Chapter 50 - Government Bonds

A government bond is a method by which a government borrows bank credit. The government will repay the principal when the bond expires at the 'maturity date'. It includes a promise to make regular interest payments.

Most default superannuation funds will have a proportion of their member's money invested in government bonds because they are perceived to have low risk and they give a predictable income. [500] They are low risk until the debt grows to exponential proportions and the asset stripping of the nation is complete. The government then reaches a point where it can only continue to pay interest by taking further loans. These loans are often called 'bailout' to suggest that it is government mismanagement. The Commonwealth of Australia issues bonds called Commonwealth Government Securities. [500] In the UK, the bonds are called 'Gilts'. One million dollars is a typical bond value. What is strange is that the government issues certificates, called dollar notes, which are debt and interest-free, but also creates certificates, called bonds, which are a debt burden and carry an interest penalty. Both are tradeable.

When a person invests in bonds, they are lending money to a national government, a state government or a company. In reverse, this means that the government is borrowing from the bond purchaser. Why would a government borrow when it is capable of creating its own money? At this stage in the book, you should know the answer. At present, the government is only capable of creating paper money called currency which is the legal tender of the nation. There is not very much of this paper legal tender in circulation. Currency legal tender comprises less than 5% of the money supply. The government conducts the bulk of its business using bank accounts which means that government business uses Bank Credit. How then does the government get to increase the amount of Bank Credit in its bank accounts?

  1. Taxation.
  2. Sell-off public utilities.
  3. Sell-off mining and mineral rights.
  4. Resort to credit from money-lenders. The government issues an IOU and pays interest on this IOU. This is called a 'Bond' in some countries, a 'Gilt' in the U.K. and 'Government Securities' in Australia.
  5. Borrow money from a Private Banking Corporation.

Solutions include:

  1. Minting a 'Trillion Dollar Coin' or printing a 'Trillion Dollar Note' and use it to pay off debt. This is the simple solution of creating government money in the form of cash currency and use it to pay off debt.
  2. Create a National Public Bank. Borrow money from this National Public Bank. If the government owes money to a government bank, then the debt is somewhat irrelevant. The public bank is also in the same payments loop as the private banks. Private banks use every manipulation possible to undermine the public banks. Little do they realize that the existence of a public bank helps to prevent their private banks becoming insolvent from uncollectible debts.
  3. Ban the government from going into debt.
  4. Go digital. Create a digital form of cash currency identical in form and function to cash currency. Create real currency notes in a large range of denominations including: $1, ... $1000, $10 000, $100 000, $1000 000, ... $1000 000 000. All are stored in a government vault and all these have a standard serial number,a hidden encrypted code and a jpeg image of the note. The government spends or lends this into society. Ownership of the note is a matter of showing the image and serial number and the officially recorded transactions. These are recorded on a series of computers. The recording does not need to be done at the moment of sale as with 'account balance' systems. Like cash, you can only have a positive number of digital cash notes.

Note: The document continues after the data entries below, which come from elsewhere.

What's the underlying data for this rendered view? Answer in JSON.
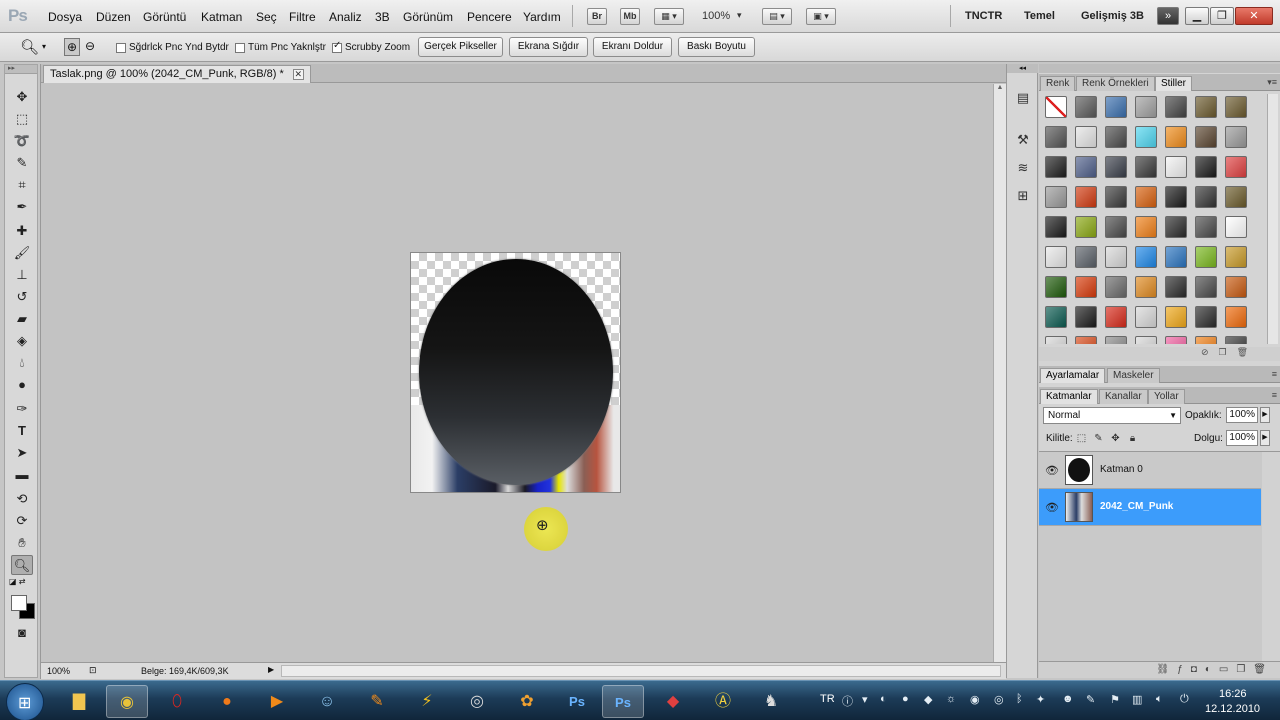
{
  "app": {
    "logo": "Ps"
  },
  "menubar": {
    "items": [
      "Dosya",
      "Düzen",
      "Görüntü",
      "Katman",
      "Seç",
      "Filtre",
      "Analiz",
      "3B",
      "Görünüm",
      "Pencere",
      "Yardım"
    ],
    "bridge_label": "Br",
    "minibridge_label": "Mb",
    "zoom": "100%",
    "workspaces": [
      "TNCTR",
      "Temel",
      "Gelişmiş 3B"
    ],
    "more": "»"
  },
  "options": {
    "check_resize": "Sğdrlck Pnc Ynd Bytdr",
    "check_all_windows": "Tüm Pnc Yaknlştr",
    "check_scrubby": "Scrubby Zoom",
    "btn_actual": "Gerçek Pikseller",
    "btn_fit": "Ekrana Sığdır",
    "btn_fill": "Ekranı Doldur",
    "btn_print": "Baskı Boyutu"
  },
  "document": {
    "tab_title": "Taslak.png @ 100% (2042_CM_Punk, RGB/8) *",
    "zoom_status": "100%",
    "doc_info": "Belge: 169,4K/609,3K"
  },
  "panels": {
    "style_tabs": [
      "Renk",
      "Renk Örnekleri",
      "Stiller"
    ],
    "adj_tabs": [
      "Ayarlamalar",
      "Maskeler"
    ],
    "layer_tabs": [
      "Katmanlar",
      "Kanallar",
      "Yollar"
    ],
    "blend_mode": "Normal",
    "opacity_label": "Opaklık:",
    "opacity_value": "100%",
    "lock_label": "Kilitle:",
    "fill_label": "Dolgu:",
    "fill_value": "100%",
    "layers": [
      {
        "name": "Katman 0",
        "selected": false
      },
      {
        "name": "2042_CM_Punk",
        "selected": true
      }
    ],
    "style_colors": [
      "#ffffff",
      "#5a5a5a",
      "#3a6fae",
      "#a0a0a0",
      "#444444",
      "#6b5a2e",
      "#6b5a2e",
      "#555555",
      "#e4e4e4",
      "#4b4b4b",
      "#4fd6f0",
      "#f08c1a",
      "#5a4530",
      "#9a9a9a",
      "#1e1e1e",
      "#4f5f8a",
      "#3a3f4a",
      "#3a3a3a",
      "#f2f2f2",
      "#1a1a1a",
      "#e04040",
      "#9a9a9a",
      "#d23a10",
      "#3a3a3a",
      "#d8600e",
      "#1a1a1a",
      "#333333",
      "#6a5a2a",
      "#1a1a1a",
      "#8aa812",
      "#4a4a4a",
      "#f08018",
      "#2a2a2a",
      "#4a4a4a",
      "#ffffff",
      "#e8e8e8",
      "#5a6068",
      "#d8d8d8",
      "#1e88e8",
      "#2a74c0",
      "#7ab81e",
      "#c89a28",
      "#1e5a0a",
      "#d83a0a",
      "#6a6a6a",
      "#e08a20",
      "#2a2a2a",
      "#4a4a4a",
      "#c85a10",
      "#0a5a50",
      "#1a1a1a",
      "#d82a1a",
      "#d8d8d8",
      "#f0a818",
      "#2a2a2a",
      "#f06a0a",
      "#d8d8d8",
      "#d84a1a",
      "#8a8a8a",
      "#d8d8d8",
      "#f060a0",
      "#f08018",
      "#3a3a3a"
    ]
  },
  "taskbar": {
    "lang": "TR",
    "time": "16:26",
    "date": "12.12.2010"
  }
}
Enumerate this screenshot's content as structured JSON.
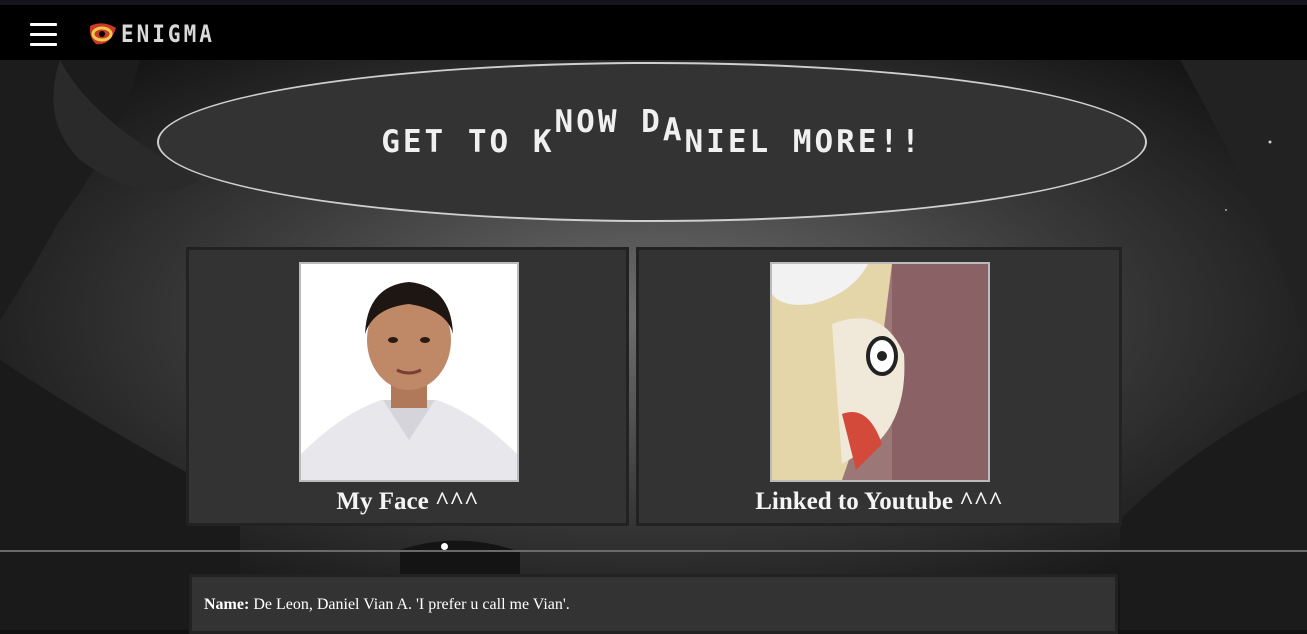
{
  "header": {
    "menu_icon": "hamburger-icon",
    "logo_text": "ENIGMA"
  },
  "banner": {
    "parts": [
      "GET TO K",
      "NOW D",
      "A",
      "NIEL MORE!!"
    ]
  },
  "cards": [
    {
      "caption": "My Face ^^^",
      "image": "portrait-photo"
    },
    {
      "caption": "Linked to Youtube ^^^",
      "image": "anime-face-thumbnail"
    }
  ],
  "info": {
    "name_label": "Name:",
    "name_value": "De Leon, Daniel Vian A. 'I prefer u call me Vian'."
  },
  "colors": {
    "navbar": "#000000",
    "panel": "#333333",
    "text": "#f0f0f0"
  }
}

The preferred form of money in the modern era is Digital Money. Because the government does not create digital money, the banks have a monopoly on digital money. It is time for the government to move with the times and create digital money, but not as balances as is done by the bank industry, but by the way the government has always created money, as tokens. Ownership of tokens is ownership of the money. Ownership of the token is by revealing the transaction trail held by the owner and verifiable on any number of transaction-recording computers.

Because the government is not bright enough to create its own digital money, the government resorts to using bonds. These bonds are the future taxation of the people. I have stated expenditure is not related to taxation, but there is an issue. Because people pay the taxes using Bank Credit, and because the government pays its bills using Bank Credit, taxation becomes related to expenditure. Where the government uses digital Bank Credit, taxation and expenditure become tied together.

If the government can issue bonds which are digitally registered, it can issue digital units of currency. The step is small as digital units of currency have the same characteristics as currency notes. It is similar to recording the serial numbers of the notes in your wallet and giving the serial numbers of the notes to the recipient of your money.